Metal nanoparticles on graphene based materials used as catalysts for alcohol electro-oxidation
Date of Issue2015
School of Chemical and Biomedical Engineering
The research work presented in this thesis is mainly to develop metal nanoparticles (NPs) on graphene based support and apply these composites as catalysts for the methanol and glycerol electro-oxidation. The purpose is to promote the activity and selectivity of catalysts in alcohol electro-oxidation by tuning properties of graphene based supports. Firstly, we obtained various water-soluble polymer functionalized graphene in dimethyl sulfoxide under ultrasonication. The atomic force microscope analysis and control experiment showed that polymer possessing the stronger interaction with graphene surface produced graphene with a thinner layer. Such polymer/graphene exhibited high conductivity and tunable surface property. As a result, a catalyst based on polyvinyl pyrrolidone (PVP)/graphene showed better methanol oxidation performance than that based on PVP/ reduced graphene oxide. By changing to another polymer, poly (4-vinylpyridine)/graphene showed stable and reversible response to pH, demonstrating its potential for sensor application. Secondly, Au NPs supported on various supports with different metal support interaction were synthesized and tested for glycerol electro-oxidation. Through off-line HPLC analysis, it was found that Au NPs supported on extended poly(4-vinylpyridine) functionalized graphene (Au-P4P/G) showed a much higher activity and better selectivity for three carbon products than those on carbon black, P4P functionalized reduced graphene oxide (Au-P4P/rGO) and poly(m-aminophenol) (PmAP) wrapped graphene (Au-PmAP/G).
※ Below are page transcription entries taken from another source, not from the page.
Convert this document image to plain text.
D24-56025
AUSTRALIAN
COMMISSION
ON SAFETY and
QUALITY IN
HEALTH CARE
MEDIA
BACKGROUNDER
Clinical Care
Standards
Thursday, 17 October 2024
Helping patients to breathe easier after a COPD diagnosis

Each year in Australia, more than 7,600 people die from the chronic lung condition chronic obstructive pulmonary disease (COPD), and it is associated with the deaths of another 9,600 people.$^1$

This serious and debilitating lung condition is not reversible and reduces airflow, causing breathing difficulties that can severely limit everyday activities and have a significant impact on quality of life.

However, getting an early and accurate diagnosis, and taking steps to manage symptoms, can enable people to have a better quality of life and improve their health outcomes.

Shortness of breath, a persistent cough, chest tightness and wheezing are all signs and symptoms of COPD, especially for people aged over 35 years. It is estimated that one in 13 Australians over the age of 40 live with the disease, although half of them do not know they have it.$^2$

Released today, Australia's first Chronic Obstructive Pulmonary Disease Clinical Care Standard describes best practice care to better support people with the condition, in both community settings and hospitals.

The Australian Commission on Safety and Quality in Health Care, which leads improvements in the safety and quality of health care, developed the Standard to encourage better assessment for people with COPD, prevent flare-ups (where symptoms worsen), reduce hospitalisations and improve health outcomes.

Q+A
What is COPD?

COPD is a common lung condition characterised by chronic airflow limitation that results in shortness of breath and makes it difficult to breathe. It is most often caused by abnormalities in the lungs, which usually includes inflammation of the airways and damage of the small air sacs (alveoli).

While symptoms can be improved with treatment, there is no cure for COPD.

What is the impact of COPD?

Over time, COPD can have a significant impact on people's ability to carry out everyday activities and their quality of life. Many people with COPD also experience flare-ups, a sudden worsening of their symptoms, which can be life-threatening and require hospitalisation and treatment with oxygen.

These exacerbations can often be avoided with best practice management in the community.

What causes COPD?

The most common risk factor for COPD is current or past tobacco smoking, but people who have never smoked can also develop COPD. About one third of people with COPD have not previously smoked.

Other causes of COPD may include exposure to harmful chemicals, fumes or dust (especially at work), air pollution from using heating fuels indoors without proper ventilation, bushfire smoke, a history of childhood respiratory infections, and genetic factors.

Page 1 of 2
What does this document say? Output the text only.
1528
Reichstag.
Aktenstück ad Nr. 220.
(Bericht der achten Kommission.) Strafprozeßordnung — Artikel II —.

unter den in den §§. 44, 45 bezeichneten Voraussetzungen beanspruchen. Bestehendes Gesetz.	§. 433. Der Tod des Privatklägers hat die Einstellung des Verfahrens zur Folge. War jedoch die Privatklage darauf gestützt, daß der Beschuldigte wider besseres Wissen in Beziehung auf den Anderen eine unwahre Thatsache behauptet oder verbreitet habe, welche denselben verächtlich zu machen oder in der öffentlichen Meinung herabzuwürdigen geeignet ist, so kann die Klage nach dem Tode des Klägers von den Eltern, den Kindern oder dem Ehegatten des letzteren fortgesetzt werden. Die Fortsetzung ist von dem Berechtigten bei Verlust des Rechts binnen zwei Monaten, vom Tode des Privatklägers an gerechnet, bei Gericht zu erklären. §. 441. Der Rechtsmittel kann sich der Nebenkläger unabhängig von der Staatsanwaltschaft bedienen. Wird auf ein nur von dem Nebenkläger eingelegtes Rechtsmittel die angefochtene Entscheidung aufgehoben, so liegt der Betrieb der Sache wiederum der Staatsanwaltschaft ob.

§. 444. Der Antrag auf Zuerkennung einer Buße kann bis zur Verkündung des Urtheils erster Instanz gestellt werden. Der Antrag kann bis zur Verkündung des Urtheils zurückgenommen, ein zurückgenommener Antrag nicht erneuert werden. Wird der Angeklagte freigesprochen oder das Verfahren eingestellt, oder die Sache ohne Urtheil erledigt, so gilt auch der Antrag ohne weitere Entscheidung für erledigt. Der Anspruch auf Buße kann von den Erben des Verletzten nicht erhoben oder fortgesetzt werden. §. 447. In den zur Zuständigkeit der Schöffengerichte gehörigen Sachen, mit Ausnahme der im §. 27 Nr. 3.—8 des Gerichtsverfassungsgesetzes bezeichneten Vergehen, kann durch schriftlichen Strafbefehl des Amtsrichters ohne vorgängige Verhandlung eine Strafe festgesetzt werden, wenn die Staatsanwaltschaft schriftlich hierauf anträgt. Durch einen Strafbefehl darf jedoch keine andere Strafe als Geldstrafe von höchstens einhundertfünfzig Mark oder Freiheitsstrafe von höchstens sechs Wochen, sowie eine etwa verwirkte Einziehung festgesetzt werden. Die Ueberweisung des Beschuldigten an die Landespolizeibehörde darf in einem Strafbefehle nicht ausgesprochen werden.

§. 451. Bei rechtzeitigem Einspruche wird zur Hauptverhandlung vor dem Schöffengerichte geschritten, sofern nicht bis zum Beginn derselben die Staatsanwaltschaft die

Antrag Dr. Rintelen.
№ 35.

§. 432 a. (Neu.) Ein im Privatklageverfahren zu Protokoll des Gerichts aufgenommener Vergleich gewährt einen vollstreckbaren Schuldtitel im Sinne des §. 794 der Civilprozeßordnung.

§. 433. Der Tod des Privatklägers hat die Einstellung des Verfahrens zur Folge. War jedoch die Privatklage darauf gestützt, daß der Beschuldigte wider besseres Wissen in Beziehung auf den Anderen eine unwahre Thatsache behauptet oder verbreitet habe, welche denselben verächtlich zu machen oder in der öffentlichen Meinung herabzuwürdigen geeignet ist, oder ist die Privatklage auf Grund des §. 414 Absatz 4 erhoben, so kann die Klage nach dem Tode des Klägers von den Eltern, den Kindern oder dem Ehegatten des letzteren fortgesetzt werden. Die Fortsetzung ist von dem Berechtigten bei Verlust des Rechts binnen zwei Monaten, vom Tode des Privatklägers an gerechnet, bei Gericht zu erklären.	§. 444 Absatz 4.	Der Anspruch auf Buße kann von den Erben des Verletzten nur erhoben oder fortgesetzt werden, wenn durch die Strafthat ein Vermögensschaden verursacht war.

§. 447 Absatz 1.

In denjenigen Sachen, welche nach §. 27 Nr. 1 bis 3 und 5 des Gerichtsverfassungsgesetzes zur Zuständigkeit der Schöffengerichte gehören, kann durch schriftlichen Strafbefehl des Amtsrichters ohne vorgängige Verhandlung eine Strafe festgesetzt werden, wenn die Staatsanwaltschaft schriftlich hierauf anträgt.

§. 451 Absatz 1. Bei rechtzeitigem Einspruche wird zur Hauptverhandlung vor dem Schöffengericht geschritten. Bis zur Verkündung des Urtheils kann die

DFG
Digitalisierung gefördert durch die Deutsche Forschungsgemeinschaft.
Based on XPS results, we proposed that lower d-band center in Au nanoparticles could change their adsorption ability for oxygen-containing groups, which might induce higher three carbon selectivity in glycerol electro-oxidation. Thirdly, a hybrid support consisting of nitrogen doped graphitic carbon and graphene (CNx/G) was prepared by annealing polypyrrole/GO at 800 oC. Pd NPs were then loaded onto the support by a microwave-polyol method. Pd-CNx/G was used as a catalyst for glycerol electro-oxidation. Through the comparison with Pd NPs on carbon black (CB), it was revealed that Pd NPs on support which containing nitrogen atoms could promote selectivity towards three carbon products as well as increase activity. Moreover, CNx/G showed higher surface area than CNx annealed from wire structured polypyrrole. It caused smaller size of Pd NPs on CNx/G and further increased its selectivity towards three carbon products.